Aside from the tangible linguistic, cultural, and musical skills I took from the experience, I have a completely different view of the world. It is difficult to explain what a rewarding, eye opening, and valuable experience it is for one to travel and spend time in a place so different from anywhere they have ever been before. Spending as much time as I did in Nigeria makes it easy to instantly relate to any Nigerian I meet anywhere in the world, as I have a much better idea of where they came from, the issues they face, and their world view in general. I now know that Nigeria is such a complicated place, it is difficult to understand much about it without going there. It is a place that has everything and yet has nothing. It is a place where everything is possible and everything is impossible at the same time. It is a place where you are guaranteed to see something that surprises you every day. The experience will always be a part of me and has greatly shaped the path I am taking into the future.

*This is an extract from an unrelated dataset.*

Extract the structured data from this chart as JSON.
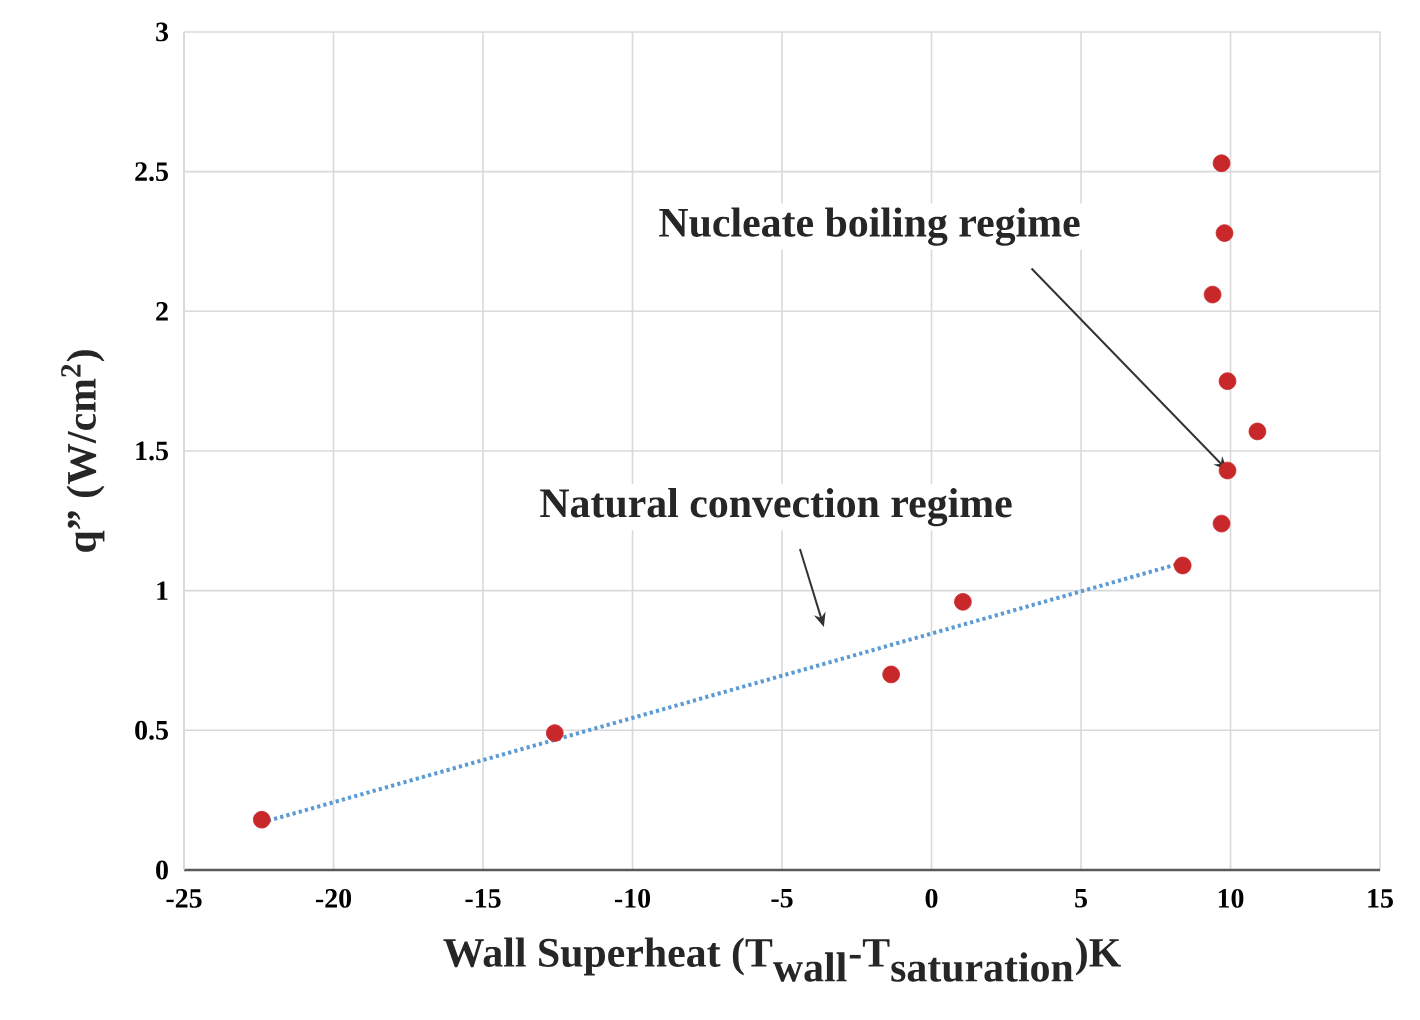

I would highly encourage anyone considering studying abroad in Nigeria to do it, especially because there are so many misconceptions about the place. The people in Nigeria are some of the most hospitable people I have ever met, and so many people took a genuine warm-hearted interest in the fact that I went there to learn about their language and culture. This notion was extremely powerful and resulted in a lot of joy for both myself and countless people I interacted with. Aside from the people and the eye-opening nature of the experience, Nigeria is an important country with a lot of potential. I believe it will play an increasingly important role on the world stage and particularly in Africa. If you are thinking of studying abroad in Nigeria, learn as much of a language as you can (whether it be Igbo, Hausa, Yoruba, or any other language) before you go. Although English is the official language of Nigeria, it is not the same as American English and knowledge of an indigenous language allows you to connect with people on a whole other level. People will take you much more seriously, it will be easier to keep yourself safe, and you will enjoy yourself more. Pidgin English (broken English) is also extremely helpful but is easy to pick up with a little effort once you get there.Also make sure you go with a reputable program that has taken care of your academic and living arrangements. This will save you a lot of headaches.
Lastly, three words that sum up my experience in Nigeria are chaos, humor and inspiration.